SmartX produces Optane DIMM DAX cached hyperconverged system

SmartX has announced what is probably the fastest hyperconverged infrastructure appliance in the world, if the speeds it has reported are verified.

The Chinese hyperconverged vendor has launched a Halo P product using Optane DIMM caching to push out 1.2 million IOPS with 100μs latency and 25GB/sec bandwidth from a three-node Lenovo-based system, using NVMe SSDs.

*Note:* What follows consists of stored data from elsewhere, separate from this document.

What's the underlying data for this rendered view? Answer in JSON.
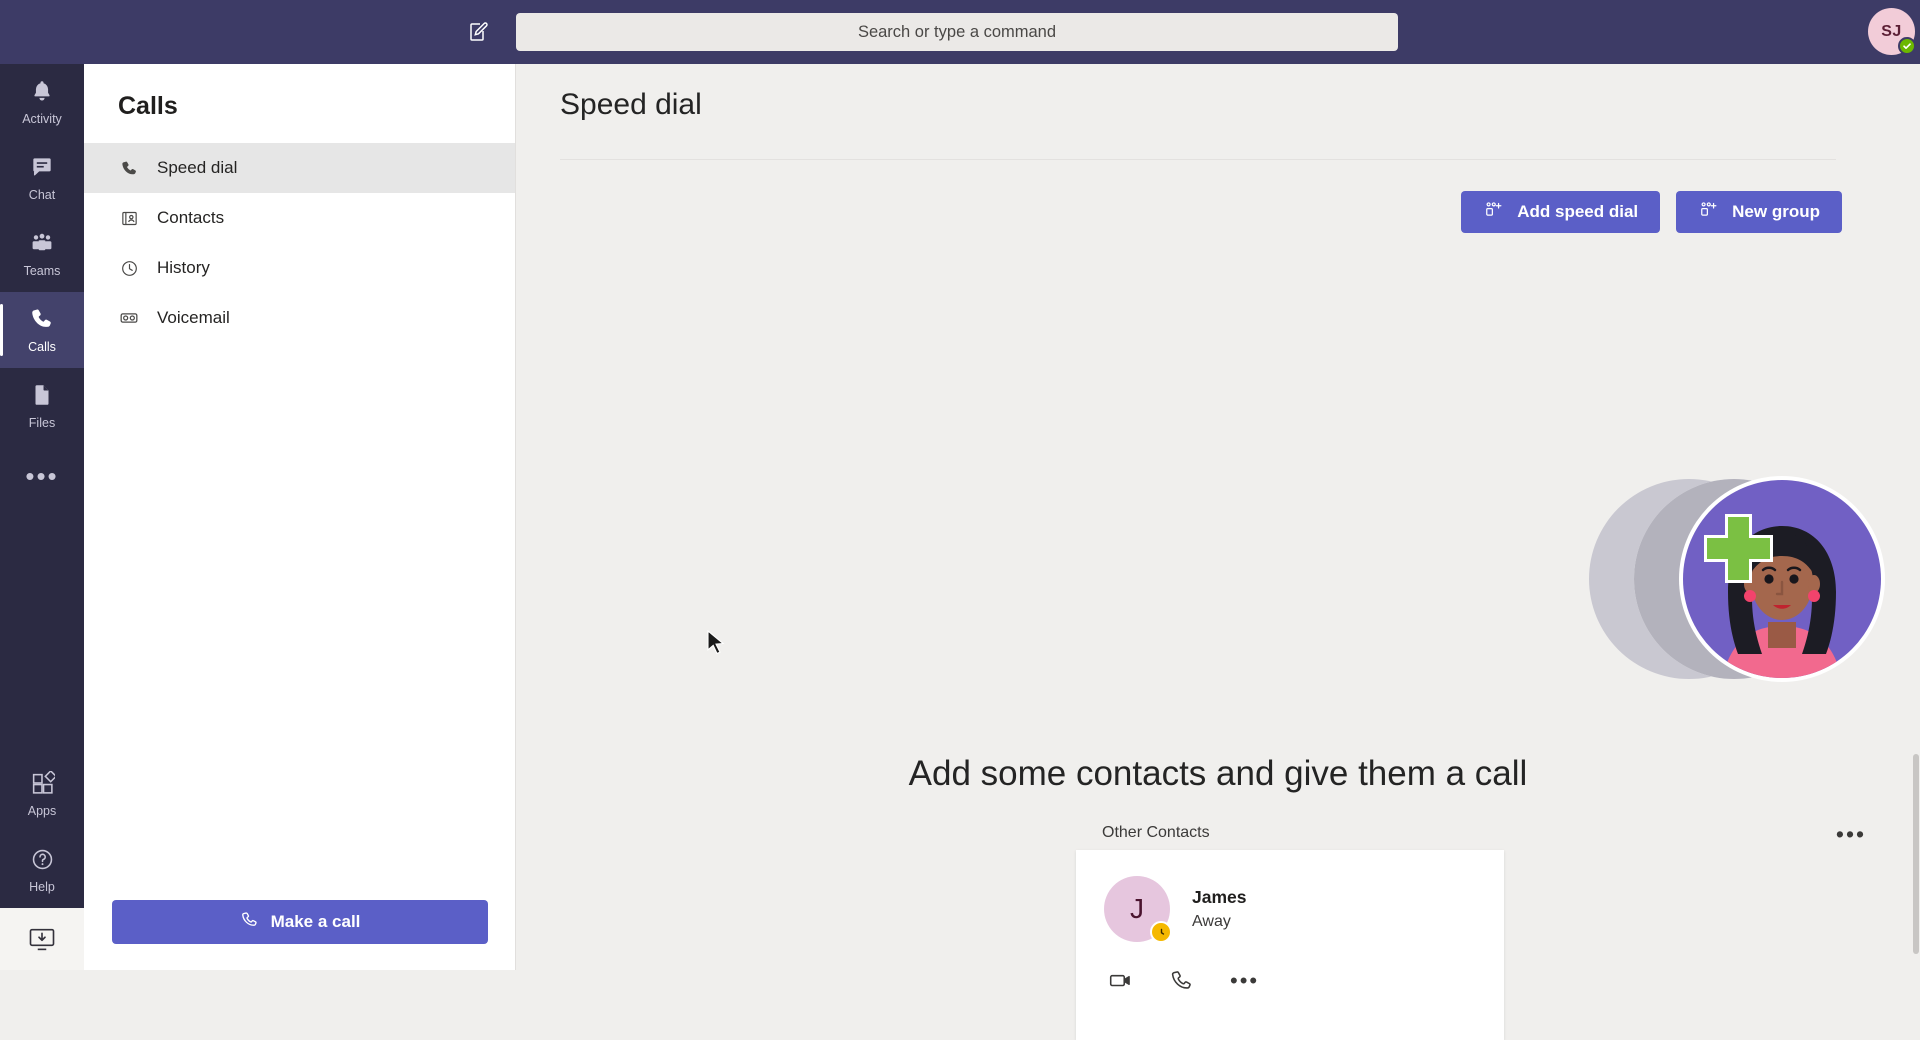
{
  "topbar": {
    "compose_icon": "compose-icon",
    "search": {
      "placeholder": "Search or type a command",
      "value": ""
    },
    "avatar": {
      "initials": "SJ",
      "presence": "available",
      "presence_color": "#6bb700"
    }
  },
  "rail": {
    "items": [
      {
        "label": "Activity",
        "icon": "bell-icon",
        "active": false
      },
      {
        "label": "Chat",
        "icon": "chat-icon",
        "active": false
      },
      {
        "label": "Teams",
        "icon": "teams-icon",
        "active": false
      },
      {
        "label": "Calls",
        "icon": "phone-icon",
        "active": true
      },
      {
        "label": "Files",
        "icon": "file-icon",
        "active": false
      }
    ],
    "more_label": "•••",
    "bottom": [
      {
        "label": "Apps",
        "icon": "apps-icon"
      },
      {
        "label": "Help",
        "icon": "help-icon"
      }
    ],
    "download_icon": "download-app-icon"
  },
  "sidebar": {
    "title": "Calls",
    "items": [
      {
        "label": "Speed dial",
        "icon": "phone-icon",
        "active": true
      },
      {
        "label": "Contacts",
        "icon": "contact-card-icon",
        "active": false
      },
      {
        "label": "History",
        "icon": "clock-icon",
        "active": false
      },
      {
        "label": "Voicemail",
        "icon": "voicemail-icon",
        "active": false
      }
    ],
    "make_call_label": "Make a call",
    "make_call_icon": "phone-icon"
  },
  "main": {
    "title": "Speed dial",
    "actions": [
      {
        "label": "Add speed dial",
        "icon": "add-person-icon"
      },
      {
        "label": "New group",
        "icon": "add-person-icon"
      }
    ],
    "empty_state": {
      "headline": "Add some contacts and give them a call",
      "illustration": "contacts-avatars-illustration"
    },
    "more_label": "•••"
  },
  "overlay": {
    "section_label": "Other Contacts",
    "contact": {
      "initial": "J",
      "name": "James",
      "status": "Away",
      "status_badge": "clock-icon",
      "status_badge_color": "#f5b800",
      "avatar_color": "#e6c6de",
      "actions": [
        {
          "icon": "video-call-icon",
          "name": "video-call"
        },
        {
          "icon": "audio-call-icon",
          "name": "audio-call"
        },
        {
          "icon": "more-icon",
          "name": "more-options",
          "label": "•••"
        }
      ]
    }
  },
  "theme": {
    "accent": "#5b5fc7",
    "topbar_bg": "#3d3b66",
    "rail_bg": "#2b2a42",
    "main_bg": "#f0efed"
  }
}
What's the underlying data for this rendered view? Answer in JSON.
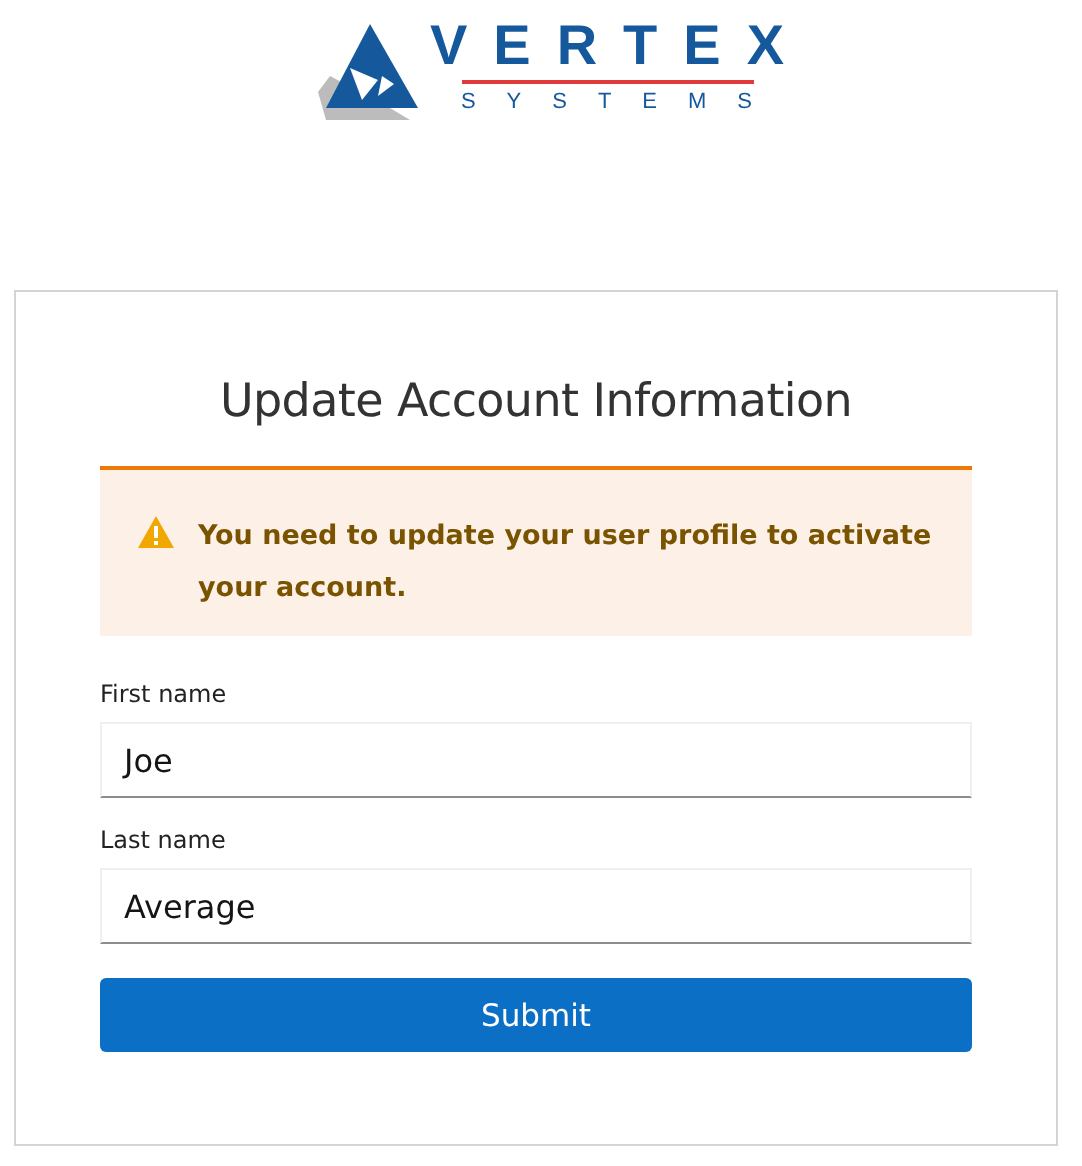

Kyle Zhang, co-founder and CTO of SmartX, provided a quote: “We have seen that the introduction of new storage technologies can greatly improve the performance of HCI system and address the real-workload challenges for critical applications. In the future, SmartX will collaborate with Intel and other leading industry leaders to introduce more advanced technologies to lead the next-level innovations in HCI.”

SmartX Optane diagram

How does SmartX get latency down to that level? It has gone the extra mile with its SMTX OS and uses the Optane DC Persistent Memory DIMMs in byte-addressable App Direct (DAX) mode. This persists written data (VM IO) in any node in its Optane DIMM memory cache. Cached data is also be replicated to the other nodes using the RDMA protocol, which reduces write latency before the write is acknowledged. 

Cache data is written down to SSDs when it cools, and promoted back to Optane if it is re-accessed.

The SMTX OS uses the byte-addressable feature of persistent memory to redesign its journal, using 64 byte alignment instead of 4KB (SSD-type) alignment, and so reducing the problem of write amplification with small (sub 4KB) journal entries.

Also, storage virtualization is devolved from the virtual machine (VM) to the storage software stack, through an SMTX ELF boost mode, to avoid performance overhead caused by I/O requests passing through the VMs. Memory is shared by the VM and the storage system to avoid memory replication on the IO path.

SmartX IO path diagram.

RDMA over Converged Ethernet (RoCE) is used to accelerate network IO requests with the protocol operating on the network card.

SmartX claimed its Halo P appliance is powerful enough for OLTP database and machine learning workloads. It can also support more virtual machines than its raw capacity might suggest.

The company has an office in Palo Alto and claims it has the biggest hyperconverged system deployment in China – China Unicom’s “Wo Cloud” – as well as customers in finance, manufacturing and real estate. It has partnerships with Citrix, Mellanox, Commvault and Rancher in the fields of servers, high-speed networks, virtualization, disaster recovery, cloud computing and containers.